|"Don't let teachers do their own laminating!"|
I realized that it was their first semester and this was their first online class, so there wasn't much chatter in the comments area. I'm trying to remember what they asked me, because I had to be brief and will try to expand my answers here on the blog for their further reference.
Let's see. My experience, the best/worst things about being a media specialist, would I go back to the classroom, how to I budget/know what to order. I'm sure there was more, but those are the ones I remember.
I think I covered my past experience pretty well. I think the thing I learned most from my previous teaching experience (mostly as a support teacher: small reading and math groups, English language learners, gifted) is to BE FLEXIBLE. That is the main thing you have to be as a Media Specialist.
Best thing about being a Media Specialist: the relationships, being able to help students, parents and teachers, and the excitement of each new day being completely different. Worst thing is not being able to have everything for everyone. I think I mentioned that I guess the biggest challenge is just last minute things thrown in your lap and the frustration of knowing it could have been better if you'd known what someone wanted a little earlier.

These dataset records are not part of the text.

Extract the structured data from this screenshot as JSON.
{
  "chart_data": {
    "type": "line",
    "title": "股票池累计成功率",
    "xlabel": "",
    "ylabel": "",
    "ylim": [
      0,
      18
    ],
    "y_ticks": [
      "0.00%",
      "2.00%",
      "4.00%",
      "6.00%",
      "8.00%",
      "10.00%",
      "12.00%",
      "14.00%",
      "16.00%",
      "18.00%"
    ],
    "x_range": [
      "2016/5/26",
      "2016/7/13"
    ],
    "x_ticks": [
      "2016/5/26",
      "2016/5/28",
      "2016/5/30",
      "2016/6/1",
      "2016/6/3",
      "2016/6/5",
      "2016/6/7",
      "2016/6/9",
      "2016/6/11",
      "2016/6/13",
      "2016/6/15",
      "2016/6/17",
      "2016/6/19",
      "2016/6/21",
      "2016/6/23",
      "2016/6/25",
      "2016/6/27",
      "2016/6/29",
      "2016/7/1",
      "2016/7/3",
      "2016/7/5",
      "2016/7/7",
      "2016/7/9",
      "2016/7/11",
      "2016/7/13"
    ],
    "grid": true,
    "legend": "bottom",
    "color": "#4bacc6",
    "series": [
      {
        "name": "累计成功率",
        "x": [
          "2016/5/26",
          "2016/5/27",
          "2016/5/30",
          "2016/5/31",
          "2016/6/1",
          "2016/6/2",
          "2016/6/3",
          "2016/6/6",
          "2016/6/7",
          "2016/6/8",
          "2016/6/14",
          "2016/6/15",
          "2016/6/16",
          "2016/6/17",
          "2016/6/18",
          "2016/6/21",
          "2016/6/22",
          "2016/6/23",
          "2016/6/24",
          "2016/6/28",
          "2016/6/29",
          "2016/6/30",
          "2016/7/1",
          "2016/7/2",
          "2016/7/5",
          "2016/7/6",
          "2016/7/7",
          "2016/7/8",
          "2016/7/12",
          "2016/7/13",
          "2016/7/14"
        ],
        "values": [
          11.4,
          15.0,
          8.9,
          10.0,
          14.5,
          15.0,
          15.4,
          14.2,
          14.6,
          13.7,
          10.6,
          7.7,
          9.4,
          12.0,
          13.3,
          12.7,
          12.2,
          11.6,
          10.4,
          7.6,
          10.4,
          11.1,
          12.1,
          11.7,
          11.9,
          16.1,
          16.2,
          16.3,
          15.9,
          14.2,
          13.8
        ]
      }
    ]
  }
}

I guess I'd go back to teaching if they axed the Media Specialist position but I have no plans to ever leave this job as long as they'll have me. I love reading, technology, and helping people find the just right information they're looking for. It's an honor to be able to have the best classroom in the building.
As for budgeting/ordering, that will have to be a follow up post. I knew I could have spent more than one class just talking about that so I just let them know about an assignment related to it that they'll be having in a future class. I also said to let me know if they had any other questions and I'd be happy to help them any way I can!
Thank you Dr. Clinton and the newest cohort for having me, and good luck in your future endeavors!